The ExAblate 2000 is the first FDA-approved system (in October 2004) to use MRgFUS technology that combines MRI – to visualize tissues in the body, plan the treatment and monitor in real time treatment outcome – and high-intensity focused ultrasound to thermally ablate uterine fibroid tissue. MR thermal feedback allows the physician to control and adjust the treatment in real time to ensure that the targeted tumor is fully treated and surrounding tissue is spared. ExAblate received FDA approval for the treatment of symptomatic uterine fibroids in October 2004.

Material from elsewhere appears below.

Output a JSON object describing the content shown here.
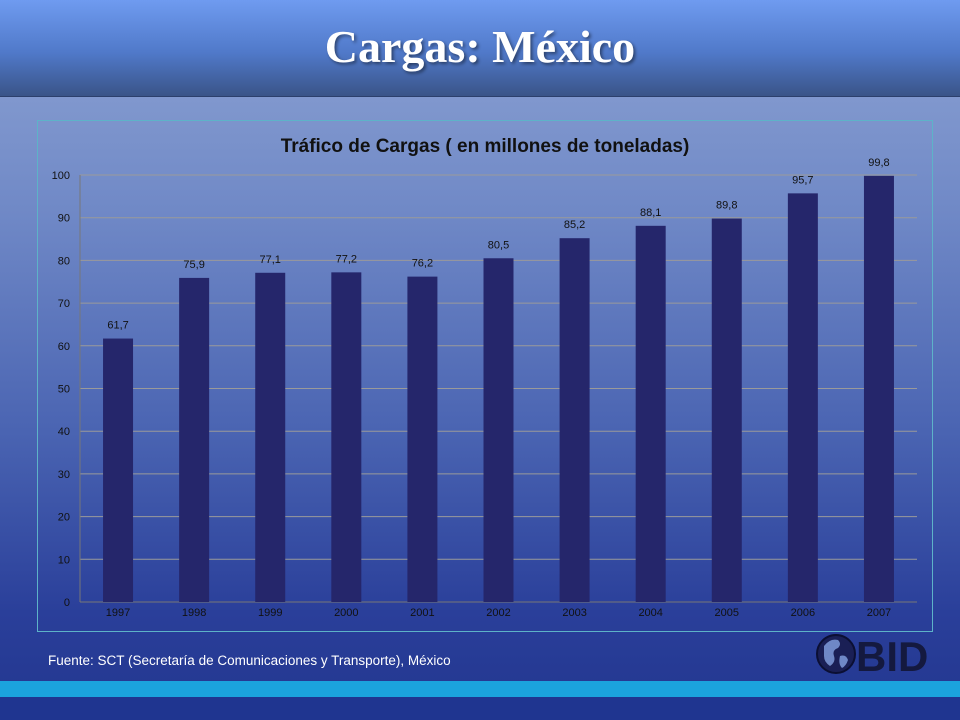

• Cohera Medical (Pittsburgh), a company seeking to commercialize surgical adhesives, reported closing a Series A financing round of $6.79 Million.

It said the proceeds will be used to support Phase I clinical trials for its lead product, TissuGlu, a biodegradable adhesive based on a technology developed at the University of Pittsburgh.

Patrick Daly, president and CEO of Cohera, said, “We expect to maintain the momentum and energy we have created over the last six months, and look forward to introducing TissuGlu to the surgical community.”

With the support of the Pittsburgh Life Sciences Greenhouse (PLSG), a private/public life sciences partnership, and Innovation Works, Cohera was spun out of the university in January of 2006 to commercialize TissuGlu and related products.

Dr. Doros Platika, president/CEO of PLSG, said, “Cohera has enormous potential to be a home run for its investors, founders and the region and represents valuable confirmation that our efforts to build the regional life sciences industry are succeeding!”

PLSG also reported investing $100,000 in RedPath Integrated Pathology (Pittsburgh), a provider of cancer testing that integrates traditional pathology practice with molecular genetic analysis.

“RedPath's patented platform approach, PathFinderTG, has made tremendous advances in the diagnosis of cancer,” said Platika. “The company has struck the right balance between pathology, molecular analysis and the information sciences to successfully apply genomic advances in the clinical setting.”

RedPath's PathFinderTG is used to resolve “uncertain” diagnoses by answering questions from pathologists and clinicians when standard testing is inconclusive. The company says it has been validated for use in various specialties, such as cancers of the gastrointestinal tract, pancreas, and brain.

PLSG is a public/private partnership, founded by the University of Pittsburgh, Carnegie Mellon University, UPMC Health System, and the Commonwealth of Pennsylvania.